【曲紹介】Winger / Seventeen

ウィンガー / セヴンティーン (1988)

1987年にニューヨークで結成されたロックバンド。
1988年に発表されたデビューアルバム[Winger]の3曲目に収録されています。

卓越したテクニックを持ったメンバー達がキャッチーなグラムメタルを演奏するユニークな発想が話題となり、全米チャートを賑わせたバンドです。
Alice Cooperのバックバンドで活躍していたベーシストのKip WIngerとキーボードのPaul Taylorのコンビに、セッションギタリストとしてEric ClaptonやBob Dylanとの共演の経験もあるReb Beachと、フュージョン界での重鎮バンドDixie DregsのドラマーであるRod Morgensteinが合流して結成されました。

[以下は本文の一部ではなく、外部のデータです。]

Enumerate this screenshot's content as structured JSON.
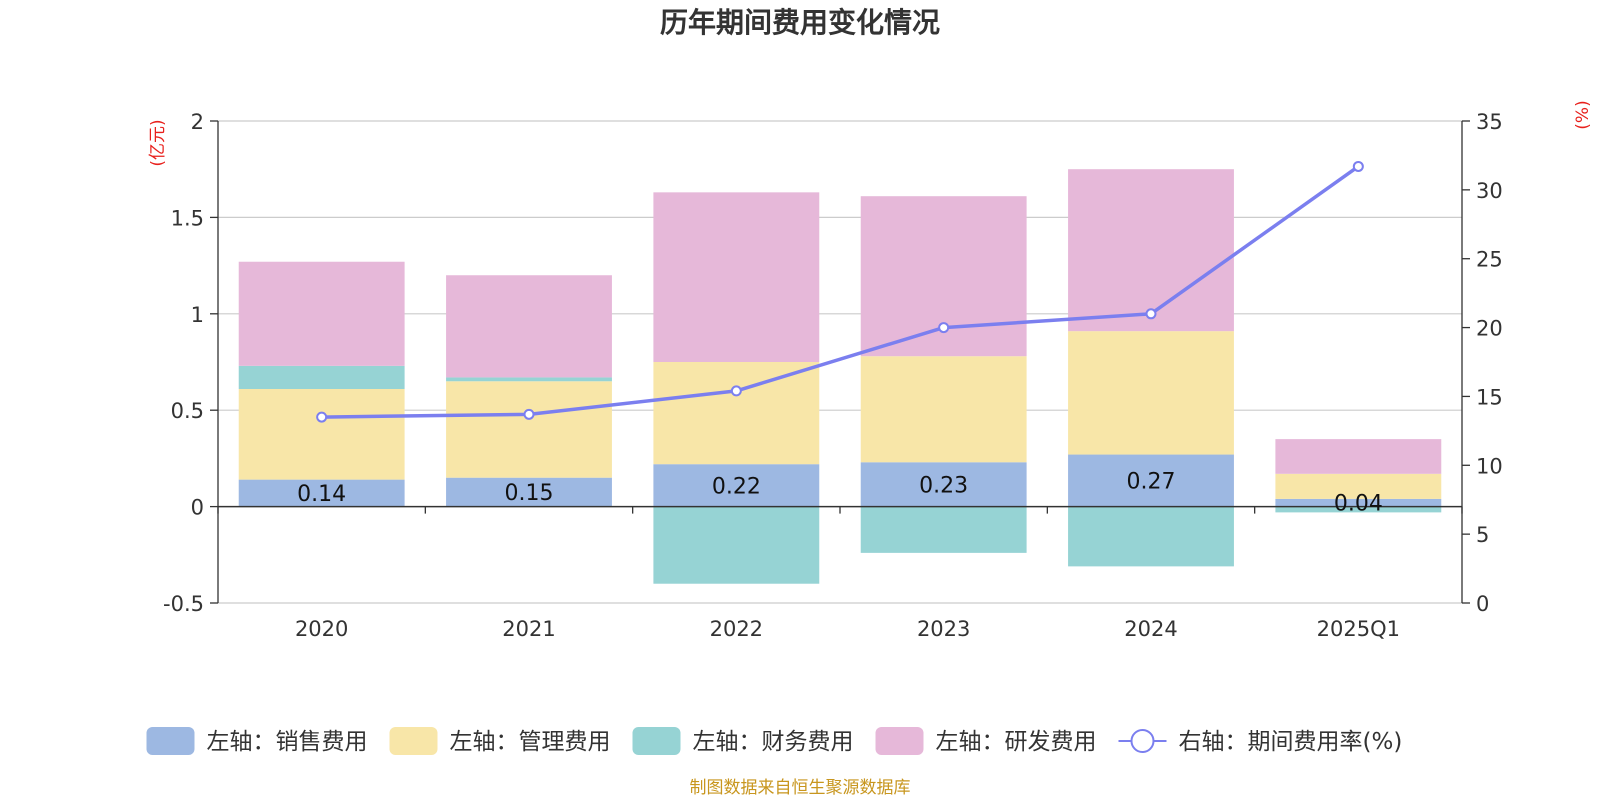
{
  "chart_data": {
    "type": "bar",
    "title": "历年期间费用变化情况",
    "categories": [
      "2020",
      "2021",
      "2022",
      "2023",
      "2024",
      "2025Q1"
    ],
    "left_axis": {
      "unit": "(亿元)",
      "ylim": [
        -0.5,
        2
      ],
      "ticks": [
        "-0.5",
        "0",
        "0.5",
        "1",
        "1.5",
        "2"
      ]
    },
    "right_axis": {
      "unit": "(%)",
      "ylim": [
        0,
        35
      ],
      "ticks": [
        "0",
        "5",
        "10",
        "15",
        "20",
        "25",
        "30",
        "35"
      ]
    },
    "series": [
      {
        "name": "左轴：销售费用",
        "color": "#9db8e2",
        "values": [
          0.14,
          0.15,
          0.22,
          0.23,
          0.27,
          0.04
        ],
        "value_labels": [
          "0.14",
          "0.15",
          "0.22",
          "0.23",
          "0.27",
          "0.04"
        ]
      },
      {
        "name": "左轴：管理费用",
        "color": "#f8e6a8",
        "values": [
          0.47,
          0.5,
          0.53,
          0.55,
          0.64,
          0.13
        ]
      },
      {
        "name": "左轴：财务费用",
        "color": "#96d3d4",
        "values": [
          0.12,
          0.02,
          -0.4,
          -0.24,
          -0.31,
          -0.03
        ]
      },
      {
        "name": "左轴：研发费用",
        "color": "#e6b8d9",
        "values": [
          0.54,
          0.53,
          0.88,
          0.83,
          0.84,
          0.18
        ]
      }
    ],
    "line": {
      "name": "右轴：期间费用率(%)",
      "color": "#7b7fef",
      "values": [
        13.5,
        13.7,
        15.4,
        20.0,
        21.0,
        31.7
      ]
    },
    "grid": true,
    "legend_position": "bottom"
  },
  "footer": {
    "source": "制图数据来自恒生聚源数据库"
  }
}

そんなメンバーが集まってやろうとしたのが、1987年当時アメリカのヒットチャートを騒がせていたヘアメタルでした。
煌びやかな衣装に身を包み、シンプルでキャッチーなナンバーをプレイするかと思えば、各メンバーのテクニックを嫌味なく盛り込んだ独特な音楽性が大きな話題となりました。
その中でもシングルカットされて全米でもヒットとなった代表曲がこちら!

何も考えずに聴けば、明るくて能天気なヘアメタルど真ん中なサウンドですが、休符を巧みに使ったテクニカルなAメロのバッキングを聴けば、自身の大きな勘違いに気が付きます。
実際にプレイをすると忙しくて頭の中がパニックになりそうなことを、歌のバッキングでサラリとやってのけるところが、只者ではありません。

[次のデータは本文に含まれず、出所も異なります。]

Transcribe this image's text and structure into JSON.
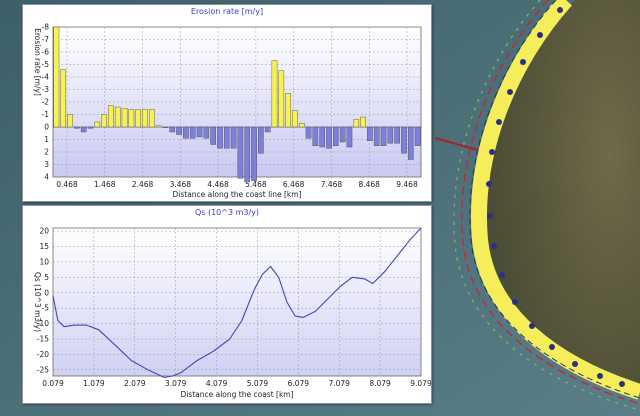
{
  "chart_data": [
    {
      "type": "bar",
      "title": "Erosion rate [m/y]",
      "xlabel": "Distance along the coast line [km]",
      "ylabel": "Erosion rate [m/y]",
      "x_tick_labels": [
        "0.468",
        "1.468",
        "2.468",
        "3.468",
        "4.468",
        "5.468",
        "6.468",
        "7.468",
        "8.468",
        "9.468"
      ],
      "y_tick_labels": [
        "-8",
        "-7",
        "-6",
        "-5",
        "-4",
        "-3",
        "-2",
        "-1",
        "0",
        "1",
        "2",
        "3",
        "4"
      ],
      "ylim": [
        -8,
        4
      ],
      "grid": true,
      "positive_color": "#f7f24e",
      "negative_color": "#7d80da",
      "values": [
        -8,
        -4.6,
        -1,
        0.1,
        0.4,
        0.1,
        -0.4,
        -1,
        -1.7,
        -1.6,
        -1.5,
        -1.4,
        -1.4,
        -1.4,
        -1.4,
        -0.1,
        0,
        0.4,
        0.6,
        0.9,
        0.9,
        0.8,
        0.9,
        1.4,
        1.7,
        1.7,
        1.7,
        4.1,
        4.4,
        4.3,
        2.1,
        0.4,
        -5.3,
        -4.5,
        -2.7,
        -1.3,
        -0.3,
        0.9,
        1.5,
        1.6,
        1.7,
        1.5,
        1.2,
        1.6,
        -0.6,
        -0.8,
        1.1,
        1.5,
        1.5,
        1.3,
        1.3,
        2.1,
        2.6,
        1.5
      ]
    },
    {
      "type": "line",
      "title": "Qs (10^3 m3/y)",
      "xlabel": "Distance along the coast [km]",
      "ylabel": "Qs (10^3 m3/y)",
      "x_tick_labels": [
        "0.079",
        "1.079",
        "2.079",
        "3.079",
        "4.079",
        "5.079",
        "6.079",
        "7.079",
        "8.079",
        "9.079"
      ],
      "y_tick_labels": [
        "20",
        "15",
        "10",
        "5",
        "0",
        "-5",
        "-10",
        "-15",
        "-20",
        "-25"
      ],
      "xlim": [
        0.079,
        9.079
      ],
      "ylim": [
        -27,
        21
      ],
      "grid": true,
      "line_color": "#4444bb",
      "x": [
        0.079,
        0.2,
        0.35,
        0.6,
        0.9,
        1.2,
        1.6,
        2.0,
        2.4,
        2.8,
        3.0,
        3.2,
        3.6,
        4.0,
        4.4,
        4.7,
        5.0,
        5.2,
        5.4,
        5.6,
        5.8,
        6.0,
        6.2,
        6.5,
        6.8,
        7.1,
        7.4,
        7.7,
        7.9,
        8.2,
        8.5,
        8.8,
        9.079
      ],
      "y": [
        -1,
        -9,
        -11,
        -10.5,
        -10.5,
        -12,
        -17,
        -22,
        -25,
        -27.5,
        -27,
        -26,
        -22,
        -19,
        -15,
        -9,
        1,
        6,
        8.5,
        5,
        -3,
        -7.5,
        -8,
        -6,
        -2,
        2,
        5,
        4.5,
        3,
        7,
        12,
        17,
        21
      ]
    }
  ],
  "colors": {
    "map_coast": "#f5ee5a",
    "transect_dot": "#2b2f86",
    "grid_line": "#9a9a9a",
    "title_color": "#3a3ad0"
  }
}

もちろん、歌をしっかりと大切にしており、サビのメロディはしっかりとキャッチーで覚えやすく、ライブでのシンガロングを前提として作り込まれています。
メインのギターリフとサビのメロディを上手くリンクさせて印象づけているのですが、実際にリズムを正確に弾くとなると相当なテクニックを要します。
元々はロックではなくジャズ畑にいたReb Beachならではのプレイです。
彼のプレイは、非常に丁寧でありながらもギターソロになった途端に速弾きを交えたとても華のある派手なプレイを披露するので、メリハリを感じさせるバランスの良いプレイです。

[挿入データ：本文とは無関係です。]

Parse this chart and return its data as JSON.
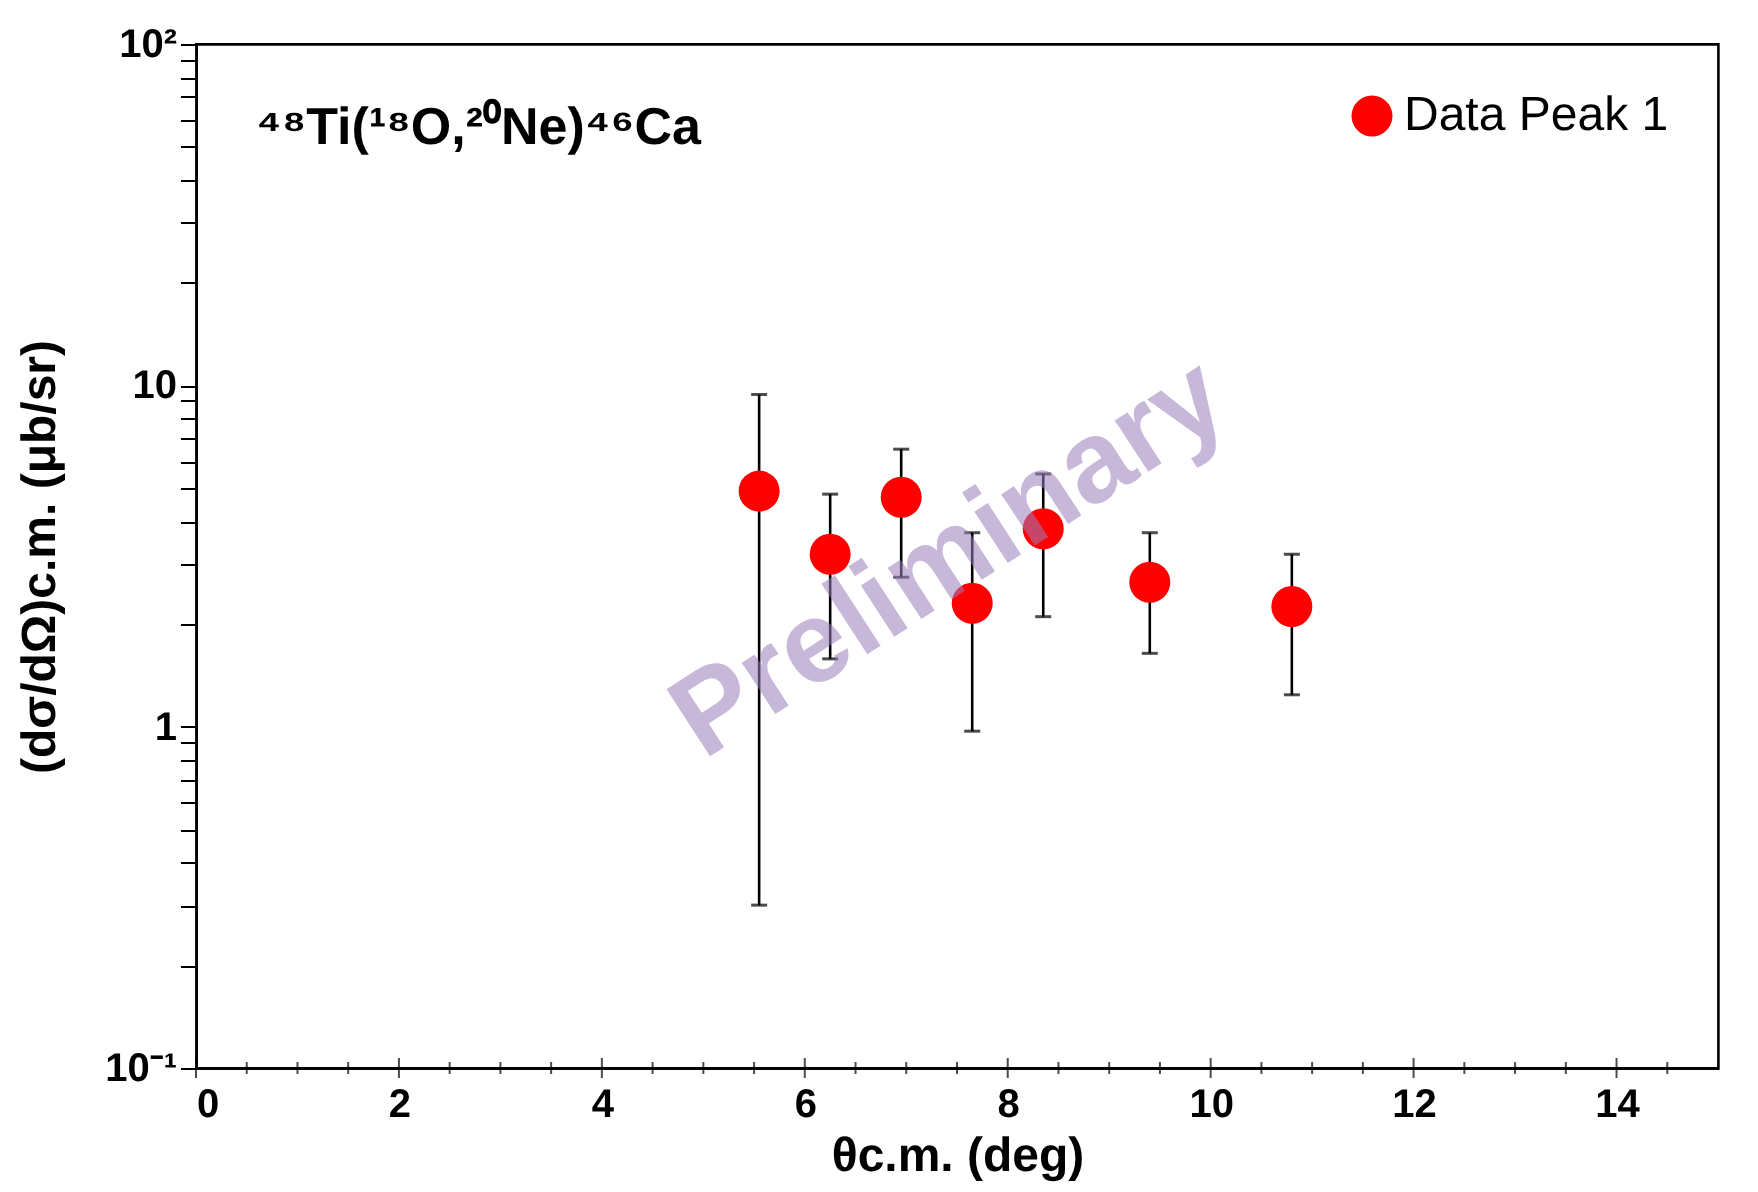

地味ながらも要所要所で存在感を示しているのがRod Morgensteinです。
シンプルなプレイに徹しているかと思えば、ギターソロの終わりや曲がフェードアウトする直前でスネアとバスドラムのビートの位置をひっくり返す非常に高度なテクニックを用いています。
ヒットチャートに挙がるような楽曲でするようなプレイとは到底思えないのですが、一瞬だけチラリと見せてその後は何事もなかったかのように普段のプレイに戻るあたりが、彼が別格のドラマーとして尊敬される要因になっています。

軽薄と思われがちなヘアメタル中を、高度な演奏技術をもってこれ以上なく硬派に料理した名曲です。